When you’re dealing with "exponential" growth, starting a week or two earlier than you might have can make all the difference. And it has. Morrison’s entitled to be terribly proud of our success in suppressing the virus, which compares well against all the big advanced economies.
With the bushfires, Morrison was wrong to see them as primarily a state responsibility. What the constitution says and what voters think aren’t always aligned. A good rule for prime ministers is that any problem that affects more than one state is a problem the electorate will hold the feds responsible for. Which is fair enough when you remember it’s the feds who control the purse strings.
In our federation, most problems involve shared federal and state responsibilities. Health and education are key examples. In which case, Mr Moneybags should always take the lead. Morrison’s masterstroke solution in the case of the virus was the national cabinet – though I share the scepticism of the former premier who doubted that the unity would last once we’d all stopped singing Kumbaya.
Another reaction to the fires failure, I reckon, was Morrison’s decision to under-promise and over-deliver.
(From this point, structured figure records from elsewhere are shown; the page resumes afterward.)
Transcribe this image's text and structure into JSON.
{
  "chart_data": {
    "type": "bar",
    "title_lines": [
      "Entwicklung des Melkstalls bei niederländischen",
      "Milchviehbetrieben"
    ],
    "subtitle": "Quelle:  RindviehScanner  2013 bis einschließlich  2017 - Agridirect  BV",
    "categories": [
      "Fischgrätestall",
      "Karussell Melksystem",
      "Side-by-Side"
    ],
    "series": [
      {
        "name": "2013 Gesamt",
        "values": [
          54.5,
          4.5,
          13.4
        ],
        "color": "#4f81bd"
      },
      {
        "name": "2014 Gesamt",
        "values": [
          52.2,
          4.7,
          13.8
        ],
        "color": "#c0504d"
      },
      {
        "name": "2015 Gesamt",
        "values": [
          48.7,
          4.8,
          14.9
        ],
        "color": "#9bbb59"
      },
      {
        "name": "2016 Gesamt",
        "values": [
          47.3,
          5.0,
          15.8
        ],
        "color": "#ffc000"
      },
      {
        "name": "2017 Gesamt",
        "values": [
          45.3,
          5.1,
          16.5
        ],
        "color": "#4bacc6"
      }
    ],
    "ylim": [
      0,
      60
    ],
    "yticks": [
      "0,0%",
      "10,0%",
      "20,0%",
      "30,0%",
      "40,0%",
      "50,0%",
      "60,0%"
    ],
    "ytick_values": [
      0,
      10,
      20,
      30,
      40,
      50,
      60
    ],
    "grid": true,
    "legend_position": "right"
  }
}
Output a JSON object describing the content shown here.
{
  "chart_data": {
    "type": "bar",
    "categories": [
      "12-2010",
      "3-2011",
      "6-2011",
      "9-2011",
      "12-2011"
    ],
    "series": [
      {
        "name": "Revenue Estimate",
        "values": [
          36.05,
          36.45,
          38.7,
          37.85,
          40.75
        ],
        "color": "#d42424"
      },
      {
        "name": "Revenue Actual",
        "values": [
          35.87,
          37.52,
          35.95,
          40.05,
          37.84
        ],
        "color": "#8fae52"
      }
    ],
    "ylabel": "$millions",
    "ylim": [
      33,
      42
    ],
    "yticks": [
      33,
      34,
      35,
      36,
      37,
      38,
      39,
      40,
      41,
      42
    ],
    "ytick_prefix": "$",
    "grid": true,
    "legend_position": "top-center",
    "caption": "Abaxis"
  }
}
This fitted with the epidemiologists who, having to predict the consequences of a new virus about whose characteristics they knew little, seem to have decided to err on the high side.
For his part, Morrison left us with the impression the lockdown would last six months, and didn’t discourage the econocrats from predicting that gross domestic product would fall by 10 per cent and the rate of unemployment would double to 10 per cent.
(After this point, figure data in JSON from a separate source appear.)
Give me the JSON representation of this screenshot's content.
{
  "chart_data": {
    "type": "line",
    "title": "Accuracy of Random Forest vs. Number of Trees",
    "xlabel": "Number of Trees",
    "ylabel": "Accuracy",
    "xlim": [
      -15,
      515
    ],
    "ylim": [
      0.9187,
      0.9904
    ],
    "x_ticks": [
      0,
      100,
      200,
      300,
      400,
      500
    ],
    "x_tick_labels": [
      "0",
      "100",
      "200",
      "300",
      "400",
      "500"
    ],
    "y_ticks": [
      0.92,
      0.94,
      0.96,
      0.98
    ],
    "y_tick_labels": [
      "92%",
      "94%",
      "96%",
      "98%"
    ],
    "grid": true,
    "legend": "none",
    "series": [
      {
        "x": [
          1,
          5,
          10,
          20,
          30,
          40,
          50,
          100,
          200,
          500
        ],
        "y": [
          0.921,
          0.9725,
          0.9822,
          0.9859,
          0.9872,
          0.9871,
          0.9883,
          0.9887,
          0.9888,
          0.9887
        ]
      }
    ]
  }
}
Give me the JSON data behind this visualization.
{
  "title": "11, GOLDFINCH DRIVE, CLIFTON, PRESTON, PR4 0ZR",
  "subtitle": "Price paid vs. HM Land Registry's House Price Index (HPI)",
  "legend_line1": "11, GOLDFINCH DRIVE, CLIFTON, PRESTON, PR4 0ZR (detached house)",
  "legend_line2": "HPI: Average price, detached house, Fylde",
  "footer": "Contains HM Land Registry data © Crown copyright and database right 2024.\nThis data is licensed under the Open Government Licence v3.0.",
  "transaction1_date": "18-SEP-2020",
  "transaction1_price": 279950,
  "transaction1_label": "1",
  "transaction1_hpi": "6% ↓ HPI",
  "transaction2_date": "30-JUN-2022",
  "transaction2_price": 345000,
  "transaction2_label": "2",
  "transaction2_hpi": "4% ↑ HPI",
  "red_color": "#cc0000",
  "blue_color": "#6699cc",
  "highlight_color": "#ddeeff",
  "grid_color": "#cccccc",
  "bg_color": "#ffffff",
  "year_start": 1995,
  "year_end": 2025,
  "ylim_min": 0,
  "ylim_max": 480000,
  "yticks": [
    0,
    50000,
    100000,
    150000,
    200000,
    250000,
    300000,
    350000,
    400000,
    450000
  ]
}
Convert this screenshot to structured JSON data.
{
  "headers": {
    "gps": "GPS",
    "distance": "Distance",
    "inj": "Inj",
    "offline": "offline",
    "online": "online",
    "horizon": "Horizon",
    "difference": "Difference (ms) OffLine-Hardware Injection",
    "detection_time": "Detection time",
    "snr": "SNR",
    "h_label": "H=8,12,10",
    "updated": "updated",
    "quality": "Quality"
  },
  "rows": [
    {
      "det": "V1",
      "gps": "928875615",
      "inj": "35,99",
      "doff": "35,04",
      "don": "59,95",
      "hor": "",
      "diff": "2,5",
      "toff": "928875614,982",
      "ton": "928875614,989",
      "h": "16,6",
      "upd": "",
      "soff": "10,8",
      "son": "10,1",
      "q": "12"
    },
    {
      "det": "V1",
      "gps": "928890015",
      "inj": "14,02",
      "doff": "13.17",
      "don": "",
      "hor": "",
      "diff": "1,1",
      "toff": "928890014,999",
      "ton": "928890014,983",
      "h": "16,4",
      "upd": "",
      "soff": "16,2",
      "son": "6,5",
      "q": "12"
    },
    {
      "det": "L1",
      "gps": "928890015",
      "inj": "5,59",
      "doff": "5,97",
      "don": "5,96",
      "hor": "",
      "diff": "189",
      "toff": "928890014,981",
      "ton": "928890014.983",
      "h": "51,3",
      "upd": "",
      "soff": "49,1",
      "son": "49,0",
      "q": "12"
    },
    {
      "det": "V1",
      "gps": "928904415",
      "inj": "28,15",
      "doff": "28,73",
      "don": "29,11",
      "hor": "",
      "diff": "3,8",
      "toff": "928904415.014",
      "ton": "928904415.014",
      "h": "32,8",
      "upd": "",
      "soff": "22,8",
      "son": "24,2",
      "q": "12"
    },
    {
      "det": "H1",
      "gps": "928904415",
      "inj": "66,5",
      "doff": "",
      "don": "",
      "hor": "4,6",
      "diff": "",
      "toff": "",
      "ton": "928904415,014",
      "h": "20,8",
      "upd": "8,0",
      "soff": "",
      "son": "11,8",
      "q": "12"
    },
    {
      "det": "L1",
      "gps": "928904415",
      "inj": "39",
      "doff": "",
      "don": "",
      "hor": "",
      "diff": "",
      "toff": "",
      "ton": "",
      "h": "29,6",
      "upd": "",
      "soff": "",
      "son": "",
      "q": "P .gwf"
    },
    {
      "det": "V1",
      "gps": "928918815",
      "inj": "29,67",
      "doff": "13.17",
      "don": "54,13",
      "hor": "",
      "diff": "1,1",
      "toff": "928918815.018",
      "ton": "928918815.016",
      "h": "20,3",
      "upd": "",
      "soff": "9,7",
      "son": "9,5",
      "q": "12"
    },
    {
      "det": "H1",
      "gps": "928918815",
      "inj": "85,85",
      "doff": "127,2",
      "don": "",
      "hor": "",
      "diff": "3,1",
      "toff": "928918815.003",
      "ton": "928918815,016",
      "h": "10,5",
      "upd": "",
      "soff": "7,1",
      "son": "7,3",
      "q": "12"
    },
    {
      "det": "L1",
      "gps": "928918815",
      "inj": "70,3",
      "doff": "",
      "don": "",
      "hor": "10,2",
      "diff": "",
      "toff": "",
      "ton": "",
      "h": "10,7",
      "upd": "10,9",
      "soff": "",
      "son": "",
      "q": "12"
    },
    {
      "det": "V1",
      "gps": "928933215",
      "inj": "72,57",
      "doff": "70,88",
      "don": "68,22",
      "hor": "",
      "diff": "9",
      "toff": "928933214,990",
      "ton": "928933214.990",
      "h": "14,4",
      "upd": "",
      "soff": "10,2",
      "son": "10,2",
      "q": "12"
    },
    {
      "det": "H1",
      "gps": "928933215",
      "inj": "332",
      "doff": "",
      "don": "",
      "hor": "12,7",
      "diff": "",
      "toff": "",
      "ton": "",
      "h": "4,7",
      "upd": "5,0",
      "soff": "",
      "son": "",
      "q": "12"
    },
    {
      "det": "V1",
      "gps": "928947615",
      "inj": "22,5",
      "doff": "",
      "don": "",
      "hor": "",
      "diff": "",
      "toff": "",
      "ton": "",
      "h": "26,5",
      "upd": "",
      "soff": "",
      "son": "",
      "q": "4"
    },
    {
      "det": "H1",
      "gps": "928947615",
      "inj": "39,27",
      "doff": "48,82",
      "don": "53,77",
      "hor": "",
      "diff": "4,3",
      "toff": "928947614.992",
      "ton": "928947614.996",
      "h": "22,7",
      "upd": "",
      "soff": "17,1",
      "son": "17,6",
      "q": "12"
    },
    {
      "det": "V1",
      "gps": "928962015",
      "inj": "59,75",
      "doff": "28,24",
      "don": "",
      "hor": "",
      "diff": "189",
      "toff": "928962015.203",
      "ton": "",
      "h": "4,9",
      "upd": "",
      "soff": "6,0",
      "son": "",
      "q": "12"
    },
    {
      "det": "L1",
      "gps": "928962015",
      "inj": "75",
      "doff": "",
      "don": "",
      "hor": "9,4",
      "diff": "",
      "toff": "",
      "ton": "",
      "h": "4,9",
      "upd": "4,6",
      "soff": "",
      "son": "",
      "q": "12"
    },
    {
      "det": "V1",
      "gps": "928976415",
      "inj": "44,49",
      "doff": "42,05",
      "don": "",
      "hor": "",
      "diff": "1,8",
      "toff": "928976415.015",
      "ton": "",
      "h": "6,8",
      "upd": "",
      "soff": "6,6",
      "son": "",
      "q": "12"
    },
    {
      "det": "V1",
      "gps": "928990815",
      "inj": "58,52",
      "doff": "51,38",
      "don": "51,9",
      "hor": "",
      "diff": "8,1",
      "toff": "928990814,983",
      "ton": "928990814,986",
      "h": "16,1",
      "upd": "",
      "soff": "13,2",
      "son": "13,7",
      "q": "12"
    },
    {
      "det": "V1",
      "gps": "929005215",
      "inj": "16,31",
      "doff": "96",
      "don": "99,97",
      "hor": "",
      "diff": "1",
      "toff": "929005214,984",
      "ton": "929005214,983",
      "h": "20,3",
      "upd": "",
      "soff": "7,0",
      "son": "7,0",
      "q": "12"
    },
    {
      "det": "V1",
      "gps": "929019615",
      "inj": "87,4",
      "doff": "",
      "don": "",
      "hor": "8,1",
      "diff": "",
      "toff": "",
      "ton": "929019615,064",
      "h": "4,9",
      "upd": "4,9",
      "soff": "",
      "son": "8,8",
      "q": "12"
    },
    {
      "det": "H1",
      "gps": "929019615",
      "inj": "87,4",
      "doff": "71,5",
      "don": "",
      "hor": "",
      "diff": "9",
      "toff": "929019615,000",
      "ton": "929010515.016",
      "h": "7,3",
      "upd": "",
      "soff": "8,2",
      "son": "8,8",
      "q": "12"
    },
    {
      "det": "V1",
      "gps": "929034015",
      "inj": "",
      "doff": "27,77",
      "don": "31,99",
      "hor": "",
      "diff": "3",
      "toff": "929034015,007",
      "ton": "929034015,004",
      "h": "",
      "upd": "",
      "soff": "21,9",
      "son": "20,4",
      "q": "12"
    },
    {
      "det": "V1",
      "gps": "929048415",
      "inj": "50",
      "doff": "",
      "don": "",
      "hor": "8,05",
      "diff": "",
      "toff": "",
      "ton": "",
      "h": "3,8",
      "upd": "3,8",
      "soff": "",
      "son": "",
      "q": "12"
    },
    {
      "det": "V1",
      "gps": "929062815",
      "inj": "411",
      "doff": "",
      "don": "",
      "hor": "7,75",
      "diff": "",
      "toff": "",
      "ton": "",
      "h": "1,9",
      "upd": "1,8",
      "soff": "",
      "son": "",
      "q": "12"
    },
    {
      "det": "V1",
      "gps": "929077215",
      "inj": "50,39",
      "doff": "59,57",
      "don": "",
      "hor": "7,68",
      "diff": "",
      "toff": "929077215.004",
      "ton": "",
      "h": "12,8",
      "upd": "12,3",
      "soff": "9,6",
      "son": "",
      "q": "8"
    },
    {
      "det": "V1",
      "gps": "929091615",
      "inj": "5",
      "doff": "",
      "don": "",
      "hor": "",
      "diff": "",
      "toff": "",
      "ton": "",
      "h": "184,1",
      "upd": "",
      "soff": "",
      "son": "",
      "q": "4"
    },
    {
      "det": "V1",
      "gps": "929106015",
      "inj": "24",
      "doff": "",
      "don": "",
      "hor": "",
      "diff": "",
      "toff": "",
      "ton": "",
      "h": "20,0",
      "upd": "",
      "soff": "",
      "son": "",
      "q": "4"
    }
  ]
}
It now seems clear it won’t be as bad as that. We’ll learn this week whether the fall in employment in the four weeks to mid-May was anything like as bad as in the four weeks to mid-April. We may well have seen the worst of it – at least until the JobKeeper wage subsidy scheme winds up in late September.
But having to wait until mid-June to know where we were a month earlier is frustratingly slow in this uniquely fast-moving recession. The "weekly activity tracker" – based on high frequency data such as restaurant bookings, confidence, retail foot traffic, hotel bookings, credit card usage, etcetera – used by Dr Shane Oliver, of AMP Capital, suggests the economy hit bottom in mid-April and has now risen for eight weeks in a row.
The medicos hate it when I say this, but my guess is that suppressing the virus will prove to be the easy half of the problem. Getting the economy back to being anything like where it was in December is a much harder ask, demanding first-rate judgment from Morrison’s econocrat advisers and Morrison having the humility to take that advice and suppress his instinct to play political favourites.
This is where he must resist the temptation to believe his own political bulldust. Exhibit A: the claim that we entered the crisis from a "position of strength". This is the very opposite of the truth, which is why restoring the economy to healthy growth will be exceptionally hard. The key problem is six years of weak wage growth, which the recession is making even weaker.
Exhibit B: Morrison’s belief that, come the election in early 2022, voters won’t blame him for still-high unemployment and weak growth because they’ll remember with gratitude his sterling performance in averting their own deaths. If only.
Exhibit C: Morrison’s belief that supply-side economic reform aimed at raising the economy’s "potential" growth rate in the medium to longer term is an adequate substitute for demand-side budgetary stimulus in the short term.
That yet more tinkering with the tax system and the wage-fixing system is what will give us "business-led growth" out of recession. That’s not economics, it’s rent-seeking propaganda you mouth while swinging one for your big-business donors. Jobs and growth – yay!
Actually believe such tosh and you’re dead meat.